Türkiye Barolar Birliği, Kayseri'de yaşanan kadın cinayetine tepki gösterdi
Türkiye Barolar Birliği tarafından Erciyes Üniversitesi'nde eski eşi tarafından vurularak öldürülen Meliha Keskin ile ilgili yapılan açıklamada, 'Kayseri'de bir kadın daha erkek şiddetiyle katledildi. Bu bir 'bireysel olay' değil yıllardır süregelen, önlenebilir olduğu halde önlenmeyen kadın cinayetlerinin zincirindeki yeni halkadır. Daha da kaygı verici olan, bu cinayetin kampüs yerleşkesi içinde işlenmiş olmasıdır. 30 Ağustos'ta 15 yaşında Hilal de kampüs alanında öldürülmüştü. Bu durum, kadınların en temel yaşam alanlarında dahi korunamadığını ve önleyici tedbirlerin uygulanmadığını açıkça göstermektedir. Kadınların korunamaması 'kader' değil, ihmaldir. Her ihmalin bedeli ise bir yaşamdır' denildi.
Türkiye Barolar Birliği tarafından Erciyes Üniversitesi'nde eski eşi tarafından vurularak öldürülen Meliha Keskin ile ilgili açıklama yapıldı. Yapılan açıklamada, 'Kayseri'de bir kadın daha erkek şiddetiyle katledildi. Bu bir 'bireysel olay' değil; yıllardır süregelen, önlenebilir olduğu halde önlenmeyen kadın cinayetlerinin zincirindeki yeni halkadır. Daha da kaygı verici olan, bu cinayetin kampüs yerleşkesi içinde işlenmiş olmasıdır. 30 Ağustos'ta 15 yaşında Hilal de kampüs alanında öldürülmüştü. Bu durum, kadınların en temel yaşam alanlarında dahi korunamadığını ve önleyici tedbirlerin uygulanmadığını açıkça göstermektedir.

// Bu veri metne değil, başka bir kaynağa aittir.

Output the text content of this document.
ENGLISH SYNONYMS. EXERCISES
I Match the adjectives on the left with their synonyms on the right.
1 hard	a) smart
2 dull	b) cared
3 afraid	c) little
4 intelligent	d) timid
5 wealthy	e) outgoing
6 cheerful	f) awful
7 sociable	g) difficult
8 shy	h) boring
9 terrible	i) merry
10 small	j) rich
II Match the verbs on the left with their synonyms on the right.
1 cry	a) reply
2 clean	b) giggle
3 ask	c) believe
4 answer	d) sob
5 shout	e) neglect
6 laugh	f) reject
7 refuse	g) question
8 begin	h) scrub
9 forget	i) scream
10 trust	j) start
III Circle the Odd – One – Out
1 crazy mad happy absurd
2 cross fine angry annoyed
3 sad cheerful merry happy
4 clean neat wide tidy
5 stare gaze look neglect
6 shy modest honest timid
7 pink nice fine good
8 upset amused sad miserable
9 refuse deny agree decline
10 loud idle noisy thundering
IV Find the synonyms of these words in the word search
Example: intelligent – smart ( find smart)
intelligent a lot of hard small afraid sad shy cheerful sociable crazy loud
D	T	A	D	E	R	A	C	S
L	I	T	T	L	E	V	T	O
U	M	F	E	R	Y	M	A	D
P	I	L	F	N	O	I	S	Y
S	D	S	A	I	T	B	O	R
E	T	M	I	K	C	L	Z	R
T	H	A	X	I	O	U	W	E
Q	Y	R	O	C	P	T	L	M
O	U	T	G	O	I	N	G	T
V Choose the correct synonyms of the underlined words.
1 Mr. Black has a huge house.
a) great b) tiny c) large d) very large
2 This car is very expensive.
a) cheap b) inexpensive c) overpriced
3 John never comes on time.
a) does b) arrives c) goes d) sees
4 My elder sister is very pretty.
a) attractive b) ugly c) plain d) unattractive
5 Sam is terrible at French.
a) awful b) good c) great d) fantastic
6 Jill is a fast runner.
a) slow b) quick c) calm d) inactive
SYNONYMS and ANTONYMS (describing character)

Her kadın cinayeti, devletin yaşam hakkını koruma yükümlülüğünün yerine getirilmediğini bir kez daha göstermektedir. 6284 sayılı Kanun'un etkin uygulanmaması, koruma ve uzaklaştırma kararlarının kağıt üzerinde kalması, faillerin cezasızlıkla cesaret bulması kadınları ölüme sürüklemektedir. Türkiye'nin İstanbul Sözleşmesi'nden çekilme kararı, devletin kadınlara yönelik şiddeti önleme, koruma ve failleri cezalandırma yükümlülüklerini güçlendiren bir mekanizmanın terk edilmesi anlamına gelmiştir. Sözleşmeden çekilme sonrası, kadınların yaşam hakkını koruma ve şiddeti önleme gözlemlenmektedir. mekanizmalarında aksaklıklar yaşandığı her yeni kadın cinayeti, bu ihmalin ağır toplumsal bedelini göstermektedir. Kadınların yaşam hakkını korumak, devletin hem ulusal hem uluslararası hukuk kaynaklı pozitif yükümlülüğüdür. 6284 sayılı Kanun'un etkin uygulanmaması, koordinasyonsuzluğu ve cezasızlık politikaları, kurumların kadınların öldürülmesine zemin hazırlamaktadır. Kadınların korunamaması 'kader' değil, ihmaldir. Her ihmalin bedeli ise bir yaşamdır. TÜBAKKOM olarak yineliyoruz: Kadınlar, korunmadıkları için öldürülmektedir. Bu ölümler önlenebilirdi. Sorumluluk, yalnızca faillerde değil; görevini yerine getirmeyen tüm kurum ve yetkililerdedir. Kadınların yaşam hakkı müzakereye kapalıdır. Artık yaşatın' ifadelerine yer verildi.